Hierarquia da informação e conteúdo para apagar incêndios

As FAQs em tempos de coronavírus

Danilo Barra
UX Despegar
8 min readSep 9, 2020

--

Eu não estava preparado. Ouvia notícias de longe, lá da Ásia e da Europa, sobre esse tal de coronavírus , mas jamais pensaria que estaria em meu 5 ° mês seguido de home office e tendo que lavar todas as minhas compras ao chegar em casa. Jamais passou pela minha cabeça um ano tão incomum.

O que fazer quando o mundo parou e você precisa apresentar soluções aos seus usuários?

Se a minha rotina estava abalada, imagine o mundo dos negócios.
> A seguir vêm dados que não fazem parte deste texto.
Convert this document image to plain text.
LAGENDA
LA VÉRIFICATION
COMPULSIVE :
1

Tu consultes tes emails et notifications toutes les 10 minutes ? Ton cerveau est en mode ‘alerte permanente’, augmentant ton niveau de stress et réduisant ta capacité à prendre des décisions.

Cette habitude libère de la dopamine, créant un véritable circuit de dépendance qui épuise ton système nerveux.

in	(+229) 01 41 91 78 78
Bancos planejando pagamentos de benefícios, microempresários migrando em velocidade recorde para o e-commerce, hotéis e linhas aéreas fechando e todos juntos pensando: o que será do amanhã e como assessoraremos nossos usuários?

Trabalhando como Content Strategist na Decolar, agência de turismo online, tive que deixar quase que a totalidade da minha rotina de lado e pensar em soluções urgentes aos nossos usuários, que não tinham ideia do que fazer com suas reservas. Eu me senti como um aprendiz de bombeiro em seu primeiro dia de aula e, antes da aula teórica, já dentro de um caminhão de resgate a caminho do seu primeiro atendimento.

FAQs V1 - Onde começar em meio ao caos?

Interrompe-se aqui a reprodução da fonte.